Claro, já esperavam e
encontraram uma mensagem. Dizia:
— Amigo/a. Parabéns e obrigado pelo achado. Joguei do meu
Yatch essa garrafa. Foram duas com pouca distancia. A irmã desta tem os mesmos
dizeres. “Estamos em 2011. Você não me despreze. Eu não agouro nada, mas o
Unhudo, um personagem espectro que vive atrás das trevas do mar, nunca falha
nas suas gêneses. Ao pegar esta garrafa sua vida já está marcada. De novo,
jogar-me na água, dobrará os males dos duendes que lhes foram reservados. Em
nove de dezembro de 2017, as quinze horas vá com camisa vermelha à Caverna do
Diabo. Fique e encontre na borda do Poço Azul, seu confrade, ou espere-o por
uma hora. Mãos dadas, olhem no fundo do poço. No espelho d’água está o número
do bilhete lotérico que os deixará milionários.“
Toni, crente, cumpriu religiosamente essa missão. O mesmo
aconteceu com o dono da garrafa irmã.
Deram-se as mãos e olharam com esperança a lamina d’água no
fundo do poço. Espelhada veem suas caras. Abrem círculos e surge no centro a
imagem do Unhudo. Com uma sarcástica risada, deformada pelo movimento da água
assusta a curiosa dupla.
Ficam entorpecidos, dopados, terrível dor ataca seus ouvidos.
Olham-se, procuram e saem da Caverna. No caminho encontram uma pedra.
Sentam-se. Melhora o sofrimento. Vem de encontro um encapuçado, é um monge
cenobita, diz:
—Vocês foram marcados pela cruz do demônio. Seria fruto dos
seus trabalhos que os deixaria milionários, como ficou o comandante do Yatch. A
ganância tem um alto preço.
Vê aquela igreja, assistam
lá o sermão. Aguardem o final, o padre vai reconhecê-los, e procurar salvar
suas almas.
— Sim, mas como ele vai nos reconhecer?
— Seus olhos. Seus olhos estão em brasa! Vocês estão prestes
a explodir e se tornarem inúteis duendes.
O monge deixando-os
estarrecidos, ajeita o capuz e se afasta.
— Vamos, vamos para a igreja. Penso que seremos salvos pela
orientação daquele monge.
E assim, não acreditando
no que vinha acontecendo, seguiram para o templo, procurando um refúgio.
—
Nunca, nunca me esquecerei que no meio do caminho tinha aquela pedra.
Durante o sermão, o silêncio matava. Luzes cruzavam o espaço
cegando onde batiam. Terminada a cerimonia, sobra no templo apenas os dois. Olham-se.
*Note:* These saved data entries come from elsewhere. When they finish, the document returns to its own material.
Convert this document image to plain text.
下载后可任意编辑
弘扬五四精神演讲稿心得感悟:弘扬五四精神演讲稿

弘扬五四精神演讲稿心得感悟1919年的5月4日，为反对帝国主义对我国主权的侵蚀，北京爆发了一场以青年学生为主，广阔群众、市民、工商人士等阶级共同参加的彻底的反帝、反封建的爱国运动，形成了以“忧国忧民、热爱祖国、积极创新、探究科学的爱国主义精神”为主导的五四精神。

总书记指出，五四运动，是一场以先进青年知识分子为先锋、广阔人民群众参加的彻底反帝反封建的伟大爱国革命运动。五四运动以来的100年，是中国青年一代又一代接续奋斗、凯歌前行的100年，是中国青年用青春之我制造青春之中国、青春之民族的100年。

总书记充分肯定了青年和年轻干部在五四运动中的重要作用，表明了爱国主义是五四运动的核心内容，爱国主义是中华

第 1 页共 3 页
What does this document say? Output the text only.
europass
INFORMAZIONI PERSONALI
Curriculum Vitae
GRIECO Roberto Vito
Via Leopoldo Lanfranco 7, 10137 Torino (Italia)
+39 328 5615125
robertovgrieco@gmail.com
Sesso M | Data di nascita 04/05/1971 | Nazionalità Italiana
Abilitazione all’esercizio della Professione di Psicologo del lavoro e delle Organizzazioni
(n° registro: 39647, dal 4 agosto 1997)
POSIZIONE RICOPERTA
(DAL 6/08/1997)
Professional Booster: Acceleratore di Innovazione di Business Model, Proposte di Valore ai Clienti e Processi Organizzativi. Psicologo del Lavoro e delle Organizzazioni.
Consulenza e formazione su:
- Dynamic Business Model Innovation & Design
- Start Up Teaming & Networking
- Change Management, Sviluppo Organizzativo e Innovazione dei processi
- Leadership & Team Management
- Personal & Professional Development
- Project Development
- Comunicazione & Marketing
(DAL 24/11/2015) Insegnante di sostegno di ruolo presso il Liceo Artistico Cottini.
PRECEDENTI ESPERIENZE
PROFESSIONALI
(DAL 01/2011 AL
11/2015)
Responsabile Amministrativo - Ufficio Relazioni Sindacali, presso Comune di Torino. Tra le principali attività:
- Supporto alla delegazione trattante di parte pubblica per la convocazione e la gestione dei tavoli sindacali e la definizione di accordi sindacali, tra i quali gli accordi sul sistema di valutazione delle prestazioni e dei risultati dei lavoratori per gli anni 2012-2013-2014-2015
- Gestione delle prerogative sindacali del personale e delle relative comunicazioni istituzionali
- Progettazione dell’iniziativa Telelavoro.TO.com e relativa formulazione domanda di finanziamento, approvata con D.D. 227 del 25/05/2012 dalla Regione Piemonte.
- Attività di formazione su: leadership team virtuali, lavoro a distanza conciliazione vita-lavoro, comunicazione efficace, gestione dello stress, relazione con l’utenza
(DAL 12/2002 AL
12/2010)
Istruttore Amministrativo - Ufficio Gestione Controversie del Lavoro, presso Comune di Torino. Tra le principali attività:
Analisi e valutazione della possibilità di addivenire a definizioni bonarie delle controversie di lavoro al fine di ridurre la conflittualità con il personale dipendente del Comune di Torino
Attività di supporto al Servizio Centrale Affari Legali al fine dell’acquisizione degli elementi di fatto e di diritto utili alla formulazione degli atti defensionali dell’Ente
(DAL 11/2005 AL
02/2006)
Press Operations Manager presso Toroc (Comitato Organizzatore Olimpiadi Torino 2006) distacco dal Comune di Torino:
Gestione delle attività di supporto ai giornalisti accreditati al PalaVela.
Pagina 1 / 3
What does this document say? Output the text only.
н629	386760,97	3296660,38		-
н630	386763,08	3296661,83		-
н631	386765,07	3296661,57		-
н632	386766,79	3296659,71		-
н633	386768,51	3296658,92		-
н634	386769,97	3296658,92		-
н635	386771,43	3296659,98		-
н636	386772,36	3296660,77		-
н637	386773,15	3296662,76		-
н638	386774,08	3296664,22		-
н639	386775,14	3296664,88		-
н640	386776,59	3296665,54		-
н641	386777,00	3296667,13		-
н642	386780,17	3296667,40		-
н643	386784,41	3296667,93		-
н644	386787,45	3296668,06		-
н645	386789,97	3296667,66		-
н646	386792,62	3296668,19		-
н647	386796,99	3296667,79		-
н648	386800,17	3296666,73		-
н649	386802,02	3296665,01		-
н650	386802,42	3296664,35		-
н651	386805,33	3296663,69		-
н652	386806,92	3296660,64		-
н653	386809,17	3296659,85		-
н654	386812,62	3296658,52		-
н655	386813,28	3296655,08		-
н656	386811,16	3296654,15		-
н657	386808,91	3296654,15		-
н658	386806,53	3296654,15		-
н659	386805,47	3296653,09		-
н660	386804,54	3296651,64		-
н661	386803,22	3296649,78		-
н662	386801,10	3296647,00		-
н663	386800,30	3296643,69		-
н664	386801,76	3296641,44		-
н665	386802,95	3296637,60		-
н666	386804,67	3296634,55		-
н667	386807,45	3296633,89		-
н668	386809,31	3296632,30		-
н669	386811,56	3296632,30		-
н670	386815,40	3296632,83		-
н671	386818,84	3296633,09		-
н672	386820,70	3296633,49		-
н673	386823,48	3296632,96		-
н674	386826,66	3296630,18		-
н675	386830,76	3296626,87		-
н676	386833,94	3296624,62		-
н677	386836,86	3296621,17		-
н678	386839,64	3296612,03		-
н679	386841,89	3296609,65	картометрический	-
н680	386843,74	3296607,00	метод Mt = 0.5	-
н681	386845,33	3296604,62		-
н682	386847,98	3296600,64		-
Se assustam, buscam uma explicação. Chega o sacerdote.
Aproxima-se, pede que se ajoelhem, olha nos
seus olhos, apanha e balança a cruz de Cristo. Reza longamente em latim com a
mão sobre suas cabeças. Asperge água benta. Começa o ritual do exorcismo.
Envolto pela soberba, pergunta seus nomes. Eles balbuciam em língua
desconhecida. Enrolam. O padre reza, desafia o diabo. Suas palavras rebombam o
templo. Insiste, briga.
Eles
começam a pensar melhor. O padre esfrega e limpa as mãos. Envolve-os com seu
manto. Levanta os braços para o céu e enfrenta desatinos. Combate com
destempero, com profundas palavras cheias de razões, invocando todos os santos.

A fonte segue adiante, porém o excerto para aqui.